Seaworthy Vessel – a metaphor for resilience


Letty McHugh shares a selection of images of paper boats made in response to her Seaworthy Vessel origami workshop on instagram.

I once saw a row of large anchors in a scrapyard from the window of a train. For the rest of the journey I couldn’t stop thinking about these anchors and the ships they came from. The parts of a ship wind up in a scrapyard because the ship they once made up has been deemed unseaworthy. The question came to mind was this, what would happen if we applied the idea of seaworthiness to people? Who would pass the test?

The idea of seaworthiness as a metaphor for resilience became the inspiration behind my project Seaworthy Vessel. I was particularly interested in exploring the relationship between my Great Grandad who was injured while sailing with the Merchant Navy in WWII, and my experiences with an MS relapse that affected my hands.

When Grandad Billy was learning to use his hands again after his accident he learnt to knit and made dozens of pairs of slippers for his children that took on almost legendary status in my family history. I wanted to try a similar repetitive activity to regain confidence in my hands, so I began folding origami boats, with the ultimate aim of folding 1000.

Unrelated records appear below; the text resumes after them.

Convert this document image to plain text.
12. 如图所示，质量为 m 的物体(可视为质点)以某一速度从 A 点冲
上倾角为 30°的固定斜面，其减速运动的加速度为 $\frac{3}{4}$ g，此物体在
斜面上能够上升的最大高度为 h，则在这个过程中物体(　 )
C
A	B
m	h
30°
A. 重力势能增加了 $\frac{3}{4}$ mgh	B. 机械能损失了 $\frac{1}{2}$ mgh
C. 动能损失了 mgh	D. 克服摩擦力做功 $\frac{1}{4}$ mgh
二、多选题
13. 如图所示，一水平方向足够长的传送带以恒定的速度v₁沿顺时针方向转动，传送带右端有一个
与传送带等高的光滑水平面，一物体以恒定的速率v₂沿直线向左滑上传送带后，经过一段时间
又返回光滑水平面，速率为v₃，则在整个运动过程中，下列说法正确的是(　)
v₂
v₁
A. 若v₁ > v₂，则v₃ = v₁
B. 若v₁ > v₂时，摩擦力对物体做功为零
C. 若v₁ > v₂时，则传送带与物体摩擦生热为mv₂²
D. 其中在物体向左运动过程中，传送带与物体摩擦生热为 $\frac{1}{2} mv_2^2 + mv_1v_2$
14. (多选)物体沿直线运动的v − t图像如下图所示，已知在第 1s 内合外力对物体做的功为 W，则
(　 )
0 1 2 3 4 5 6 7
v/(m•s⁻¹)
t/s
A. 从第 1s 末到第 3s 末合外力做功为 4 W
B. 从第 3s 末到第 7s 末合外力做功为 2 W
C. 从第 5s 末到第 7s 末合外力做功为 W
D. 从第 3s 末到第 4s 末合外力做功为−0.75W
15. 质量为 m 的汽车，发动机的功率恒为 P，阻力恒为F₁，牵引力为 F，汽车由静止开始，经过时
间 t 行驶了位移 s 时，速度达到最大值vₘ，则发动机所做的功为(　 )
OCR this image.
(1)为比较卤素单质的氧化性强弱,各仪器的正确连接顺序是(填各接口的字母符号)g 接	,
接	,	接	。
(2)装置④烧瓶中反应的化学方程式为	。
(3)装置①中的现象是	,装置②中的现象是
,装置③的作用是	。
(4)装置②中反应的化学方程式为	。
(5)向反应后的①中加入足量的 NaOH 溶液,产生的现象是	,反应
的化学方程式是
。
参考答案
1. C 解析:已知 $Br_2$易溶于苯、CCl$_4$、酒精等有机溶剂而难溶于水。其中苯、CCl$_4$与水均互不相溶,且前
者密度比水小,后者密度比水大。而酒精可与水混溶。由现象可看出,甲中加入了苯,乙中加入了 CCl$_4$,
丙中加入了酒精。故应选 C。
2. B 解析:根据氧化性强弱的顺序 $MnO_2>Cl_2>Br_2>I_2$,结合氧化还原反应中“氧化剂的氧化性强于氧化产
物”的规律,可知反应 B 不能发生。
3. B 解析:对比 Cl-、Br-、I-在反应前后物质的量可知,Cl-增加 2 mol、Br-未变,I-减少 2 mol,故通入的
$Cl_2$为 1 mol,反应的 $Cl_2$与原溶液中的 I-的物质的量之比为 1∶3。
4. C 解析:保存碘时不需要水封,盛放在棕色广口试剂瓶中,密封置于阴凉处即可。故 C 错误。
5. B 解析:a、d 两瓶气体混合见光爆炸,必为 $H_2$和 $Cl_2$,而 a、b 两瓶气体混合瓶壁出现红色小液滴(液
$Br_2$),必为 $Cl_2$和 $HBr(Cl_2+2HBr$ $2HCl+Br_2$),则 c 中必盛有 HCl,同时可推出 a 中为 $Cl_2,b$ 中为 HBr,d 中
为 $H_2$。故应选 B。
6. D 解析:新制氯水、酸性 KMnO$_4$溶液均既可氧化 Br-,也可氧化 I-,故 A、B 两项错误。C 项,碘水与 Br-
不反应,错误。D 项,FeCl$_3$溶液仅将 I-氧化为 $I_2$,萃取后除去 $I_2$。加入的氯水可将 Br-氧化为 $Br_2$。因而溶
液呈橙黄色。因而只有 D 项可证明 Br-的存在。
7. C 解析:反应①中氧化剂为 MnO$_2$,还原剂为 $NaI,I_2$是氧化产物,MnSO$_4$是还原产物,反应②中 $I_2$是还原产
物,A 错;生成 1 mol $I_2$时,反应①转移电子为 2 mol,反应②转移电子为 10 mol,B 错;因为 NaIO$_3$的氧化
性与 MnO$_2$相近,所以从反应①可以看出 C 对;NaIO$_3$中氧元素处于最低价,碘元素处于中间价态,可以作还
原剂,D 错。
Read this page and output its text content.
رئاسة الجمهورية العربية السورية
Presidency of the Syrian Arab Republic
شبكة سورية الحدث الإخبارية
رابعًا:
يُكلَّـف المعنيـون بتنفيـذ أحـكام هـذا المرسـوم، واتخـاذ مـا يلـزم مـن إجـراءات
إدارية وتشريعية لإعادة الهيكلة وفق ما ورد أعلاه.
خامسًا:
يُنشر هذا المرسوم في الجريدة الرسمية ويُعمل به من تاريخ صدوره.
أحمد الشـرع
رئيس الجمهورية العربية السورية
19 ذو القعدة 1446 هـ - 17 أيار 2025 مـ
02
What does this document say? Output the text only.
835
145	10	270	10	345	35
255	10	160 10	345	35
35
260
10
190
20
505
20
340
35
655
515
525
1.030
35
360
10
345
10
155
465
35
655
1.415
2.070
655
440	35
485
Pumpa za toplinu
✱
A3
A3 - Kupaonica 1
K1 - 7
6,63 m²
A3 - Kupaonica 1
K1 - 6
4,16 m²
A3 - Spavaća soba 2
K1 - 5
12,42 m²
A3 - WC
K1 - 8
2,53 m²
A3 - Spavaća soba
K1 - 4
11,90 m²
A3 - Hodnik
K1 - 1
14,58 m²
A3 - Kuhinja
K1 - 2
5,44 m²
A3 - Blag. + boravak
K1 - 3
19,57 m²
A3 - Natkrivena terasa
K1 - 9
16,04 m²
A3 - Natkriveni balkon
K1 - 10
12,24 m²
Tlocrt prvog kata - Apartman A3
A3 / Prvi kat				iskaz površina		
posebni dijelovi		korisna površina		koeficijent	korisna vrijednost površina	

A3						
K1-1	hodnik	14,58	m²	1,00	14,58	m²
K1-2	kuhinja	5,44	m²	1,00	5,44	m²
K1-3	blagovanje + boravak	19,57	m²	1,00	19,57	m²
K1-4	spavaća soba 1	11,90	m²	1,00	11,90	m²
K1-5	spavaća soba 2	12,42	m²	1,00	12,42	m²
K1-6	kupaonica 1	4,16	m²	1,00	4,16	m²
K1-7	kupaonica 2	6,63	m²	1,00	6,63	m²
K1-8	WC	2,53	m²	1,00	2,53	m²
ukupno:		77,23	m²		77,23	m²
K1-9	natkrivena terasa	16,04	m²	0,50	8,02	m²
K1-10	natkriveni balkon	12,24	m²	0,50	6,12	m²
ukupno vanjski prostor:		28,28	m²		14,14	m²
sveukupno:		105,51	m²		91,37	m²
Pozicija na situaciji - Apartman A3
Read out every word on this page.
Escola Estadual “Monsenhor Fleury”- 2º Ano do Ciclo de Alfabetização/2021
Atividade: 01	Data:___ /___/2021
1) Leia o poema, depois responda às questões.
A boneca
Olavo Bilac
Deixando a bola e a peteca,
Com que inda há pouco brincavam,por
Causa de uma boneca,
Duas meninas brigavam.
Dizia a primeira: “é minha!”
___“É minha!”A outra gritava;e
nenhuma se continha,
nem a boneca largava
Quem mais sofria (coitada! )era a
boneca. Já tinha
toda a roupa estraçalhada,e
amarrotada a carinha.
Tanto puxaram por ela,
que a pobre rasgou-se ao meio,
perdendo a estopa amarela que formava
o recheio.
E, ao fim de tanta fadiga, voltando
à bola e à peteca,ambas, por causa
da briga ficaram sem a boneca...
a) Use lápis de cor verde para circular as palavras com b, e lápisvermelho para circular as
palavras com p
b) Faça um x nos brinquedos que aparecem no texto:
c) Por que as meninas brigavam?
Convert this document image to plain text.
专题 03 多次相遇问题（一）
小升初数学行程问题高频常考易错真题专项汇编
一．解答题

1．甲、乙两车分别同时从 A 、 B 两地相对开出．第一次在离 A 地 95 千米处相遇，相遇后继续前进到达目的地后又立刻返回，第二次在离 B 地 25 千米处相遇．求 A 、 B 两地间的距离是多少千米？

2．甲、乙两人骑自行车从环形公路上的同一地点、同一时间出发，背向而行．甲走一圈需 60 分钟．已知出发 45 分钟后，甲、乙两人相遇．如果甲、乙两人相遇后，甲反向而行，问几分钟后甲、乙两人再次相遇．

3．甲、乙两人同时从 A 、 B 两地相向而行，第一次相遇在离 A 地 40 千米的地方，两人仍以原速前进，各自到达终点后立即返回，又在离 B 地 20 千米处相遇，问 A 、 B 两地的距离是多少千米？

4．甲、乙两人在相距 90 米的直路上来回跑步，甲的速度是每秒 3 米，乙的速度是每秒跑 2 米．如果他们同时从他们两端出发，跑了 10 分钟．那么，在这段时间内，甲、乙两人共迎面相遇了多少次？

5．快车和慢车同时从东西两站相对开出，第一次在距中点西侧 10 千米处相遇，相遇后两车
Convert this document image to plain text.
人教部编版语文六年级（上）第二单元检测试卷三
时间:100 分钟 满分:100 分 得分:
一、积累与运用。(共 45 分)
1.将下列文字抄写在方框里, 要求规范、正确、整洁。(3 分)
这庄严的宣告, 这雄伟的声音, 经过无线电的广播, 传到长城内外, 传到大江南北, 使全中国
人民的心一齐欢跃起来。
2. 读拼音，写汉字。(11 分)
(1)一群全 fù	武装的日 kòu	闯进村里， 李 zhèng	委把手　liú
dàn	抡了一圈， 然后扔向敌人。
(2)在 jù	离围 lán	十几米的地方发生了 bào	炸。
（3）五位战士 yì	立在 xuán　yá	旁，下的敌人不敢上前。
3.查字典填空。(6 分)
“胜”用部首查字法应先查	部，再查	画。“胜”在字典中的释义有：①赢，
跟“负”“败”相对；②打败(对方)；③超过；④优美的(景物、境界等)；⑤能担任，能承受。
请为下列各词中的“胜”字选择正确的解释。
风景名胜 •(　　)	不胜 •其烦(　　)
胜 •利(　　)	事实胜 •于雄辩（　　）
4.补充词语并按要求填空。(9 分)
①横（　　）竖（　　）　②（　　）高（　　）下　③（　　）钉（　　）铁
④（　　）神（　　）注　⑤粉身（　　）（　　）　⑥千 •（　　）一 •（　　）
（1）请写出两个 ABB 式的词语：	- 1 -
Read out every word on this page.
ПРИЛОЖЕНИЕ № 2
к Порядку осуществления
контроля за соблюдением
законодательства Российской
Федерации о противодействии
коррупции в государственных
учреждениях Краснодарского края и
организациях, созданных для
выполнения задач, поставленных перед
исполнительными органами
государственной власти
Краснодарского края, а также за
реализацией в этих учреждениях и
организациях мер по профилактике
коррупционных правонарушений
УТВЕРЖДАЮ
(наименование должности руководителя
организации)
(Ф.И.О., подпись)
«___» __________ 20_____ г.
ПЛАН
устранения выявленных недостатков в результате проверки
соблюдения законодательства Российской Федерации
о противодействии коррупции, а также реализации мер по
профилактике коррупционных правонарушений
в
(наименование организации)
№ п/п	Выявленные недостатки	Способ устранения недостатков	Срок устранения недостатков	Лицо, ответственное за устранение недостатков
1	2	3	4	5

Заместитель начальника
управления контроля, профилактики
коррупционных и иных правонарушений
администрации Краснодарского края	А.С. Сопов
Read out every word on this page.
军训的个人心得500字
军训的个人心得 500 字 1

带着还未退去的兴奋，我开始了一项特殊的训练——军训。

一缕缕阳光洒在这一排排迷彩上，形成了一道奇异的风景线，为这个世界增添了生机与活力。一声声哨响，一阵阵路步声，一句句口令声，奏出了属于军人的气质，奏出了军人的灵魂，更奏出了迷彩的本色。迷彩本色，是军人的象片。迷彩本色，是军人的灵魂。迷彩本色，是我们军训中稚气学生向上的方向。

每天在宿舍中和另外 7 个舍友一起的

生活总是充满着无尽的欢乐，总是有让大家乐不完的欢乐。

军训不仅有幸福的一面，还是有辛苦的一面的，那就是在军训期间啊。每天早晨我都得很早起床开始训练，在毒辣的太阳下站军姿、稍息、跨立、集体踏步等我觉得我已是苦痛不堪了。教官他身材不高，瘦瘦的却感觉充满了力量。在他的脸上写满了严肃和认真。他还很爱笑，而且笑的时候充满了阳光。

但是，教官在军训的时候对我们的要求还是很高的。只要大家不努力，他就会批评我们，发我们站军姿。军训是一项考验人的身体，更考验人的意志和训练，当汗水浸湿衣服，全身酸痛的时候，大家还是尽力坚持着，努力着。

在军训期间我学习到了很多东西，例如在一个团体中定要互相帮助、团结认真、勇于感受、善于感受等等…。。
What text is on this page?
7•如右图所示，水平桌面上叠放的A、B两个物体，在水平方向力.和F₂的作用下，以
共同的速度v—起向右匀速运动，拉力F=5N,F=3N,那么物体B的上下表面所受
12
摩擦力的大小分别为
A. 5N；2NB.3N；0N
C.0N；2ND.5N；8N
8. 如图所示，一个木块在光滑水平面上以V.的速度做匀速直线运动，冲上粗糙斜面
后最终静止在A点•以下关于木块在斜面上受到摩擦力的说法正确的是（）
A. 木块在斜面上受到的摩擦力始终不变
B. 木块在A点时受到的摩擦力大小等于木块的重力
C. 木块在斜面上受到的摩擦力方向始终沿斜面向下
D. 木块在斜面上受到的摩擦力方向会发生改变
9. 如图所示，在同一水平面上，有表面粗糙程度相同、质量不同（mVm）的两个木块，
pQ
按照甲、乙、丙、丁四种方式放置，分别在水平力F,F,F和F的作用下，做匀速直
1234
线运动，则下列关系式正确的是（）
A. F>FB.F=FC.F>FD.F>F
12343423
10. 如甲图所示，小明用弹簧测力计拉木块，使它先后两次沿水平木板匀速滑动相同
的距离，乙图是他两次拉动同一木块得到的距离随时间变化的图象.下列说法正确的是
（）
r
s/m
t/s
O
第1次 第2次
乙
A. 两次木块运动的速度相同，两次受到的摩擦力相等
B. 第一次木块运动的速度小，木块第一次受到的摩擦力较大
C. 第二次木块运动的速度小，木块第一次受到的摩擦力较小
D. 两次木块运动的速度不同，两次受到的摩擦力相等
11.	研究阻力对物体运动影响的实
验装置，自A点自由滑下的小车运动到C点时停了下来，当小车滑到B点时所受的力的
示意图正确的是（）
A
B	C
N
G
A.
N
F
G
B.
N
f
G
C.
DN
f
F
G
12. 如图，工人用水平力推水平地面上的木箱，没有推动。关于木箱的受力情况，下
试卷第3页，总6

Over the life of the project I’ve been on a literal journey to Oslo and an emotional one, redefining my definition of worthiness in ships and in people, but that’s all explained in the video, and if you still feel like you want to know more there’s the project book ‘Some Days I Am The Sea’.

The participatory part of the project encouraged people to reflect on and celebrate their own resilience, by writing a personal message and submitting their boat to an online fleet. I am still collecting images on Instagram so if people reading this want to take part, please tag @ukuletty with hashtags #SeaworthyVessel or #IamSeaworthy.

The submissions to the project have been wonderful, for me reading other people’s stories has really brought this piece of work to life. I’d like to say thank you to everyone who has taken part so far, or has followed the story of the project since I first started working on it in 2019.